In 2004, Singh was part of an environment impact assessment (EIA) group and had visited the concerned areas in Meghalaya. ‘The area-the flora and the fauna-seemed normal. The method involves generating baseline data which is later compared to the data of that place after mining is done. We can predict possible adverse effects and the mining company has to follow guidelines on the basis of which clearance is given’.

Do companies adhere to these guidelines and is there a strict check on them? ‘The state pollution board is supposed to get regular reports from them but, yes, I would say that implementation is not done properly’. What about the safety measures for the workers on the site? ‘Those too have been neglected in our country in the past; it’s true’.

Craig Hart, associate professor in the Department of Earth, Ocean and Atmospheric Sciences at the University of British Columbia (UBC), shared in an email interview, ‘Generally, open drill holes are not a problem. The only issue would be if there was water coming out from it, as it could cause an adjustment in the water table’.

The Position of the Tribal Chiefs

The chair of the grand council of chiefs of Meghalaya (Federation of Khasi States), John F Kharshiing, has been active in mobilizing support against mining activities: ‘We should focus more on other advanced technology rather than atomic power. Look at the cyber attack on Russia; everything happened through computers’.

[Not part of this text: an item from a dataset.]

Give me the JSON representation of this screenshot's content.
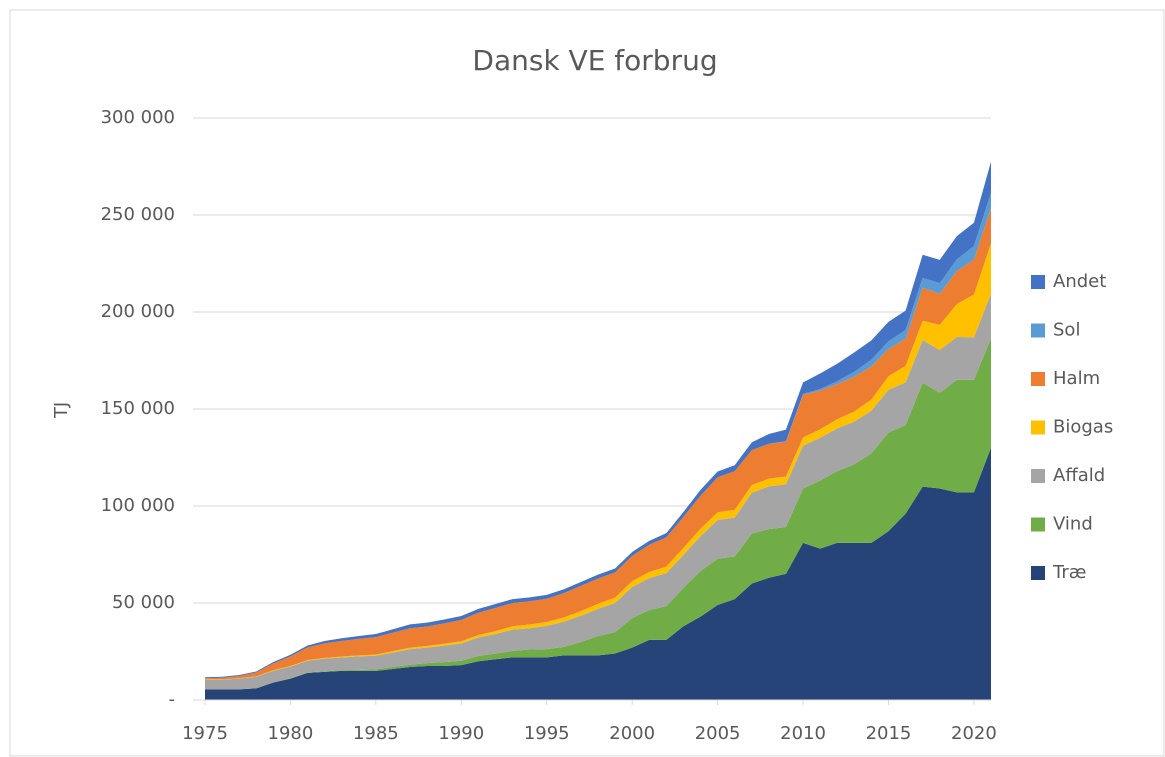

Coming back to the uranium-rich areas in question, he recalled a British map that shows the presence of thick forests and special birds in the region that could get endangered. He also mentioned proximity to international borders and the requirement of huge amounts of water in the process of mining. ‘If the centre tries to forcibly do anything here, they would have a Kashmir like the situation at hand’.

……………

The issue of uranium mining in Meghalaya is fraught with the resistance of student bodies and NGOs; the tensions between the State, the district council and the tribal chiefs; and the concerns of the people about land ownership and displacement, health, environment, and the true purpose of nuclear energy. One recurring question to emerge is whether mining is the mandatory cost people have to pay in order to be the benefactors of some much needed development, including the basic services of roads and electricity.

(This is to attest that the journalist has personally visited the places mentioned above and interviewed the people named in the report. The photographs have been taken by her.)